Passwords be gone! Amazon.com Inc., through its Amazon Technologies subsidiary, is working on facial recognition technology that may make committing fraud tougher.
The U.S. Patent and Trademark Office last week published a patent application detailing the technology. Amazon Technologies filed the patent application last October, expanding on another patent filed in 2012 that lays out how advanced, live biometric authentication processes can improve security. Biometric processes analyze physical and behavioral characteristics to identify people. Amazon did not reply to an inquiry about the patent application.
The technology detailed in the new patent application would let the company using the technology verify the person attempting to login or complete a purchase is who he says he is. The authentication prompts the user to “perform an action in view of a camera or sensor.” Through a sequence of checks, the program identifies the user and verifies the person is a living human being and not just a photograph of the person. That can be done by asking the person to blink or make another gesture, for example. Once the user is authenticated, the application says, the transaction is completed.
The process is part of a larger drive to improve security online, as passwords can be easily misappropriated or stolen.
“As people are utilizing computing devices for an increasing variety of tasks, there is a corresponding need to improve the security available for these tasks,” Amazon wrote in the related 2012 patent application. “While many conventional approaches rely on password entry for user authentication, these passwords can be stolen or discovered by other persons who can impersonate the user for any of a variety of tasks.”
The United States is the world leader in card-not-present fraud, in which a criminal uses stolen payment card information to pay for something online, through a call center, on a mobile device or by mail order. The Nilson Report, a payments industry publication, estimates 25% of total global fraud losses 2014—roughly $4.08 billion—was due to card-not-present fraud losses.
Amazon is not the only company looking to avoid such fraud and enhance security using facial recognition technology. Alibaba Group Holding Ltd. is developing Smile to Pay whereby consumers shopping on mobile devices snap a photograph of themselves to authenticate the transaction. No launch date has been set for the service. Meanwhile MasterCard Worldwide last summer said it would test a mobile app that asks consumers to scan their fingerprint on their phone or snap a photo of themselves using their smartphone camera to verify a purchase.
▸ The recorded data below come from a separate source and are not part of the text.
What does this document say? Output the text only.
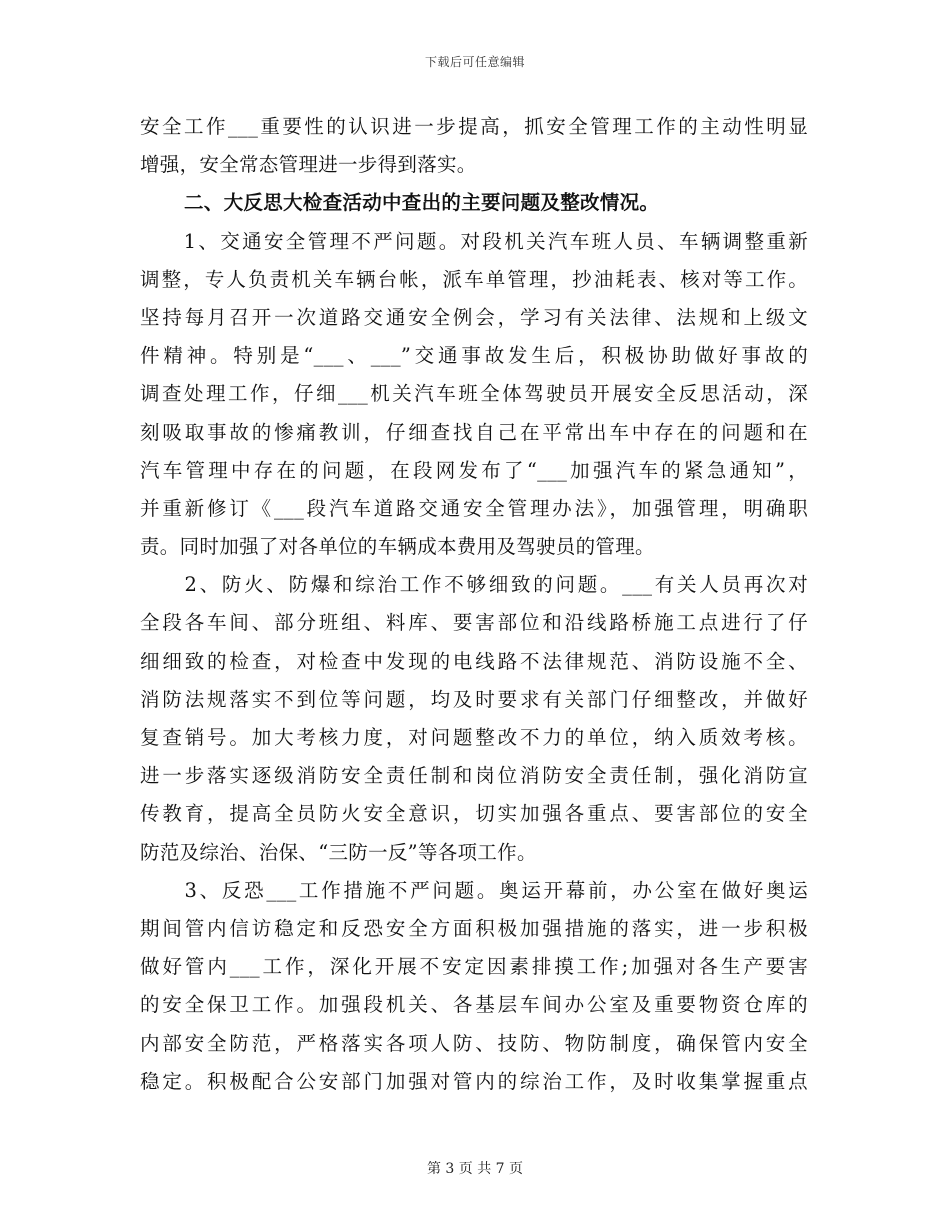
下载后可任意编辑
安全工作___重要性的认识进一步提高，抓安全管理工作的主动性明显
增强，安全常态管理进一步得到落实。
二、大反思大检查活动中查出的主要问题及整改情况。
　　1、交通安全管理不严问题。对段机关汽车班人员、车辆调整重新
调整，专人负责机关车辆台帐，派车单管理，抄油耗表、核对等工作。
坚持每月召开一次道路交通安全例会，学习有关法律、法规和上级文
件精神。特别是“___、___”交通事故发生后，积极协助做好事故的
调查处理工作，仔细___机关汽车班全体驾驶员开展安全反思活动，深
刻吸取事故的惨痛教训，仔细查找自己在平常出车中存在的问题和在
汽车管理中存在的问题，在段网发布了“___加强汽车的紧急通知”，
并重新修订《___段汽车道路交通安全管理办法》，加强管理，明确职
责。同时加强了对各单位的车辆成本费用及驾驶员的管理。
　　2、防火、防爆和综治工作不够细致的问题。___有关人员再次对
全段各车间、部分班组、料库、要害部位和沿线路桥施工点进行了仔
细细致的检查，对检查中发现的电线路不法律规范、消防设施不全、
消防法规落实不到位等问题，均及时要求有关部门仔细整改，并做好
复查销号。加大考核力度，对问题整改不力的单位，纳入质效考核。
进一步落实逐级消防安全责任制和岗位消防安全责任制，强化消防宣
传教育，提高全员防火安全意识，切实加强各重点、要害部位的安全
防范及综治、治保、“三防一反”等各项工作。
　　3、反恐___工作措施不严问题。奥运开幕前，办公室在做好奥运
期间管内信访稳定和反恐安全方面积极加强措施的落实，进一步积极
做好管内___工作，深化开展不安定因素排摸工作;加强对各生产要害
的安全保卫工作。加强段机关、各基层车间办公室及重要物资仓库的
内部安全防范，严格落实各项人防、技防、物防制度，确保管内安全
稳定。积极配合公安部门加强对管内的综治工作，及时收集掌握重点
第 3 页 共 7 页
MasterCard says other biometric methods are being considered, including voice recognition and cardiac rhythm through a wristband.
Bob Reany, MasterCard’s executive vice president of identity solutions, last month told Internet Retailer magazine the payment card company has incorporated facial recognition technology into its SecureCode service in the Netherlands, and that it ran a similar test with the technology last year with users in California. SecureCode is a form of 3-D Secure authentication, a protocol that requires cardholders to register and create a password for their payment cards that they then use to log in before an online retailer authorizes payments. “You will see it this year,” he says of a biometric option consumers can opt to use when they enroll in SecureCode.
The latest Amazon patent filing is just one of about 750 published by the U.S. Patent office in the last two years for Amazon Technologies. Amazon is the No. 1 e-retailer in the Internet Retailer 2015 Top 500 Guide.